Isaak si era spostato a un’altra postazione di lavoro. «Abbiamo luce verde su tutta la linea. La Campana è accesa e pronta per l’attivazione. Ora potremo ripulire la tenuta dai fuggitivi.»
Gray s’irrigidì. Che diavolo stavano per fare?
Baldric voltò le spalle al codice runico e diresse la sua attenzione al centro della stanza. «Preparati all’attivazione.»
Gray si spostò per vedere una porzione più ampia del locale.
Al centro c’era un grosso contenitore, fatto di qualche tipo di composto ceramico o metallico. Aveva la forma di una campana rovesciata, alta quanto Gray. Dubitava di poterne abbracciare anche soltanto metà della circonferenza.
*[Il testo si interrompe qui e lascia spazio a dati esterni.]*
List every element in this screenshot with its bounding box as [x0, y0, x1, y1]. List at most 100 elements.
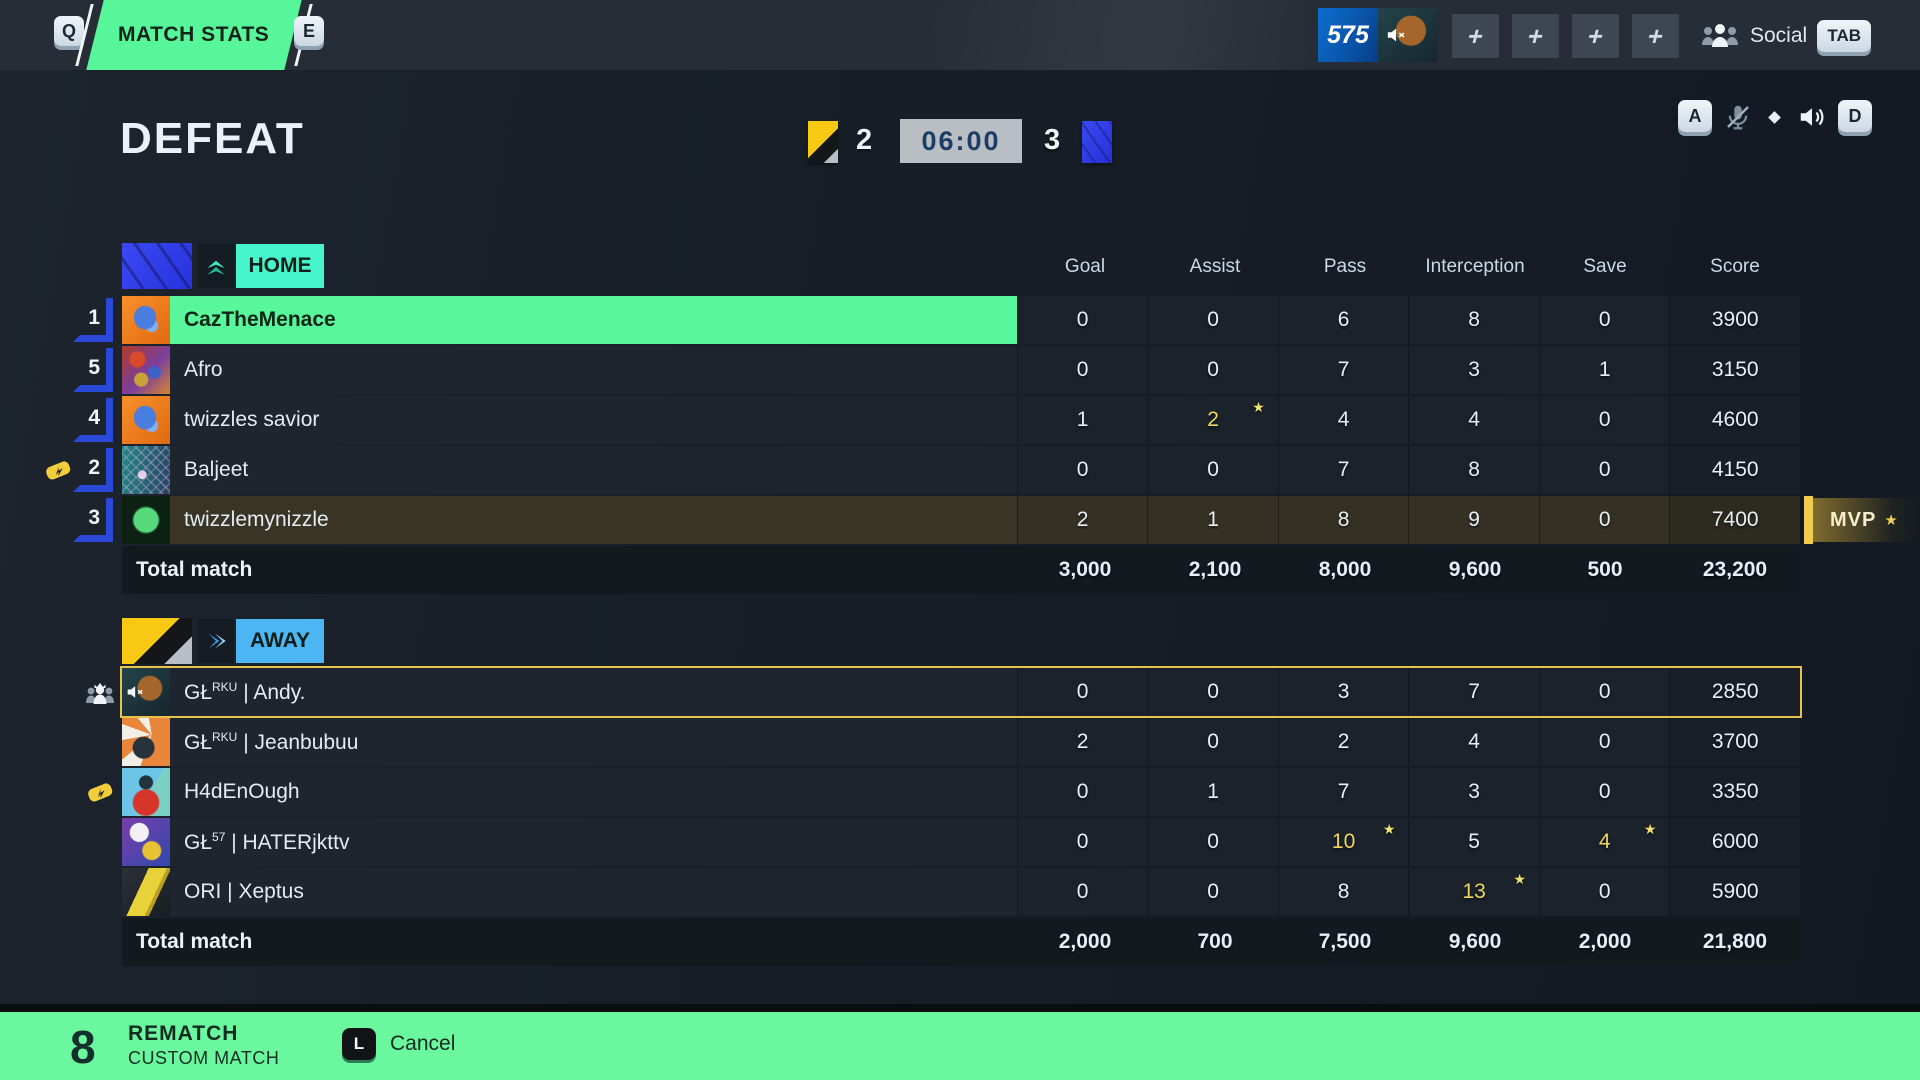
- stat-value: 3,000: [1058, 558, 1112, 581]
- stat-cell: 4: [1408, 396, 1539, 444]
- player-row[interactable]: GŁRKU | Andy. 0 0 3 7 0 2850: [86, 668, 1800, 716]
- stat-value: 4: [1468, 408, 1480, 431]
- stat-cell: 0: [1538, 296, 1670, 344]
- player-name: GŁRKU | Jeanbubuu: [184, 729, 359, 754]
- stat-value: 21,800: [1702, 930, 1768, 953]
- social-label: Social: [1750, 24, 1808, 47]
- stat-value: 3900: [1711, 308, 1759, 331]
- stat-cell: 2: [1277, 718, 1409, 766]
- tab-match-stats[interactable]: MATCH STATS: [86, 0, 302, 70]
- column-header-pass: Pass: [1323, 256, 1367, 277]
- speaker-icon[interactable]: [1794, 100, 1830, 134]
- stat-cell: 3350: [1669, 768, 1800, 816]
- stat-cell: 1: [1538, 346, 1670, 394]
- player-row[interactable]: 1 CazTheMenace 0 0 6 8 0 3900: [88, 296, 1800, 344]
- stat-cell: 0: [1538, 768, 1670, 816]
- player-row[interactable]: ORI | Xeptus 0 0 8 13 ★ 0 5900: [122, 868, 1800, 916]
- stat-value: 2,000: [1058, 930, 1112, 953]
- player-name: CazTheMenace: [184, 308, 336, 331]
- stat-cell: 23,200: [1670, 546, 1800, 594]
- stat-value: 0: [1207, 730, 1219, 753]
- player-row[interactable]: 4 twizzles savior 1 2 ★ 4 4 0 4600: [88, 396, 1800, 444]
- stat-value: 7: [1337, 780, 1350, 803]
- anime-avatar: [122, 718, 170, 766]
- stat-cell: 8: [1408, 296, 1539, 344]
- stat-cell: 21,800: [1670, 918, 1800, 966]
- stat-cell: 3: [1408, 346, 1539, 394]
- total-label-panel: Total match: [122, 918, 1020, 966]
- shark-avatar: [122, 396, 170, 444]
- stat-cell: 2 ★: [1147, 396, 1278, 444]
- stat-cell: 7: [1277, 446, 1409, 494]
- column-header-goal: Goal: [1064, 256, 1106, 277]
- stat-cell: 1: [1147, 768, 1278, 816]
- player-name-panel: Baljeet: [122, 446, 1017, 494]
- stat-cell: 5: [1408, 818, 1539, 866]
- key-l[interactable]: L: [342, 1028, 376, 1060]
- key-a[interactable]: A: [1678, 100, 1712, 132]
- column-header-interception: Interception: [1425, 256, 1525, 277]
- stat-cell: 4150: [1669, 446, 1800, 494]
- boot-avatar: [122, 868, 170, 916]
- mic-muted-icon[interactable]: [1720, 100, 1756, 134]
- stat-value: 0: [1598, 308, 1611, 331]
- invite-player-button[interactable]: +: [1452, 14, 1499, 58]
- stat-value: 5900: [1711, 880, 1759, 903]
- stat-value: 0: [1207, 308, 1219, 331]
- stat-value: 4: [1598, 830, 1611, 853]
- stat-value: 0: [1598, 730, 1611, 753]
- stat-cell: 0: [1147, 668, 1278, 716]
- stat-column-headers: Goal Assist Pass Interception Save Score: [1020, 243, 1800, 291]
- player-row[interactable]: 3 twizzlemynizzle 2 1 8 9 0 7400 MVP ★: [88, 496, 1920, 544]
- stat-value: 0: [1598, 408, 1611, 431]
- stat-cell: 0: [1016, 768, 1148, 816]
- stat-cell: 2,000: [1540, 918, 1670, 966]
- stat-cell: 0: [1147, 346, 1278, 394]
- player-row[interactable]: GŁRKU | Jeanbubuu 2 0 2 4 0 3700: [122, 718, 1800, 766]
- fox-avatar: [122, 668, 170, 716]
- rank-number: 4: [88, 406, 100, 429]
- key-q[interactable]: Q: [54, 16, 84, 46]
- stat-cell: 700: [1150, 918, 1280, 966]
- stat-cell: 0: [1538, 446, 1670, 494]
- player-name: ORI | Xeptus: [184, 880, 304, 903]
- social-button[interactable]: Social TAB: [1700, 14, 1872, 58]
- stat-cell: 3: [1408, 768, 1539, 816]
- player-name: H4dEnOugh: [184, 780, 300, 803]
- player-row[interactable]: 5 Afro 0 0 7 3 1 3150: [88, 346, 1800, 394]
- cancel-button[interactable]: Cancel: [390, 1032, 456, 1055]
- player-rank: 2: [73, 448, 113, 492]
- net-avatar: [122, 446, 170, 494]
- stat-cell: 3700: [1669, 718, 1800, 766]
- home-team-label: HOME: [236, 244, 324, 288]
- stat-value: 3: [1468, 780, 1480, 803]
- key-d[interactable]: D: [1838, 100, 1872, 132]
- stat-value: 7400: [1711, 508, 1759, 531]
- stat-value: 0: [1207, 880, 1219, 903]
- away-score: 2: [856, 124, 873, 156]
- player-row[interactable]: H4dEnOugh 0 1 7 3 0 3350: [88, 768, 1800, 816]
- key-e[interactable]: E: [294, 16, 324, 46]
- stat-value: 7: [1468, 680, 1480, 703]
- stat-value: 7,500: [1318, 930, 1372, 953]
- invite-player-button[interactable]: +: [1512, 14, 1559, 58]
- stat-cell: 0: [1147, 718, 1278, 766]
- player-rank: 1: [73, 298, 113, 342]
- player-avatar[interactable]: [1378, 8, 1438, 62]
- stat-value: 6000: [1711, 830, 1759, 853]
- stat-value: 3: [1468, 358, 1480, 381]
- stat-cell: 2: [1016, 718, 1148, 766]
- invite-player-button[interactable]: +: [1572, 14, 1619, 58]
- stat-value: 4: [1337, 408, 1350, 431]
- stat-cell: 2850: [1669, 668, 1800, 716]
- player-row[interactable]: 2 Baljeet 0 0 7 8 0 4150: [46, 446, 1800, 494]
- stat-cell: 0: [1147, 818, 1278, 866]
- away-team-flag: [122, 618, 192, 664]
- home-team-flag: [122, 243, 192, 289]
- stat-cell: 13 ★: [1408, 868, 1539, 916]
- player-row[interactable]: GŁ57 | HATERjkttv 0 0 10 ★ 5 4 ★ 6000: [122, 818, 1800, 866]
- rematch-button[interactable]: REMATCH: [128, 1022, 239, 1045]
- invite-player-button[interactable]: +: [1632, 14, 1679, 58]
- glove-avatar: [122, 818, 170, 866]
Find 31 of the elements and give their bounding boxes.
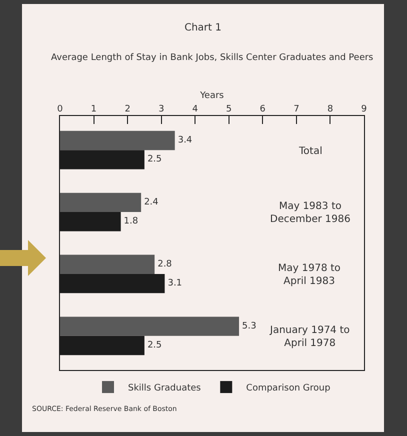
data-label: 3.4: [178, 135, 192, 146]
bar: [60, 130, 175, 150]
data-label: 3.1: [168, 278, 182, 289]
data-label: 2.5: [147, 154, 162, 165]
x-tick-label: 1: [90, 104, 97, 114]
legend-label: Comparison Group: [246, 384, 331, 394]
data-label: 2.8: [158, 259, 172, 270]
bar: [60, 192, 142, 212]
bar: [60, 254, 155, 274]
x-axis-title: Years: [199, 90, 224, 101]
chart-title: Chart 1: [184, 22, 222, 34]
x-tick-label: 6: [260, 104, 266, 114]
bar: [60, 316, 240, 336]
legend-label: Skills Graduates: [128, 384, 202, 394]
x-tick-label: 5: [226, 104, 232, 114]
x-tick-label: 7: [294, 104, 300, 114]
data-label: 1.8: [124, 216, 138, 227]
data-label: 2.4: [144, 197, 159, 208]
x-tick-label: 2: [124, 104, 130, 114]
x-tick-label: 4: [192, 104, 198, 114]
x-tick-label: 3: [158, 104, 164, 114]
y-tick-label: May 1983 to December 1986: [270, 201, 350, 225]
y-tick-label: January 1974 to April 1978: [269, 325, 350, 349]
x-tick-label: 9: [361, 104, 368, 114]
y-tick-label: Total: [298, 146, 322, 157]
chart-subtitle: Average Length of Stay in Bank Jobs, Skills Center Graduates and Peers: [51, 53, 374, 63]
y-tick-label: May 1978 to April 1983: [278, 263, 341, 287]
data-label: 2.5: [147, 340, 162, 351]
data-label: 5.3: [242, 321, 256, 332]
x-tick-label: 8: [327, 104, 334, 114]
x-tick-label: 0: [57, 104, 64, 114]
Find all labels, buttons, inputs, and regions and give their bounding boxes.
Si sentì uno scoppiettio e un’eco di motori e dal soffitto scese una camicia di metallo interna, rivestita di una serie di meccanismi. Calò nel contenitore esterno. Allo stesso tempo, si aprì la guarnizione di un vicino serbatoio giallo, dal quale un liquido metallico violaceo defluì nel cuore della Campana.
Lubrificante? Combustibile?
Gray non ne aveva idea, ma notò i numeri stampati sul lato del serbatoio: 525. Era il misterioso Xerum.
«Solleva lo schermo protettivo», ordinò Baldric. Dovette gridare per sovrastare i rumori metallici del gruppo motore. Indicò il pavimento col bastone.
Anche quel piano era pavimentato con le stesse mattonelle grigie, a eccezione di una sezione circolare di un nero opaco, con un diametro di trenta metri, attorno alla Campana. L’intera circonferenza aveva un bordo alto una trentina di centimetri, come la pista di un circo. La parte di soffitto sovrastante rispecchiava il pavimento, ma invece del bordo c’era un solco circolare.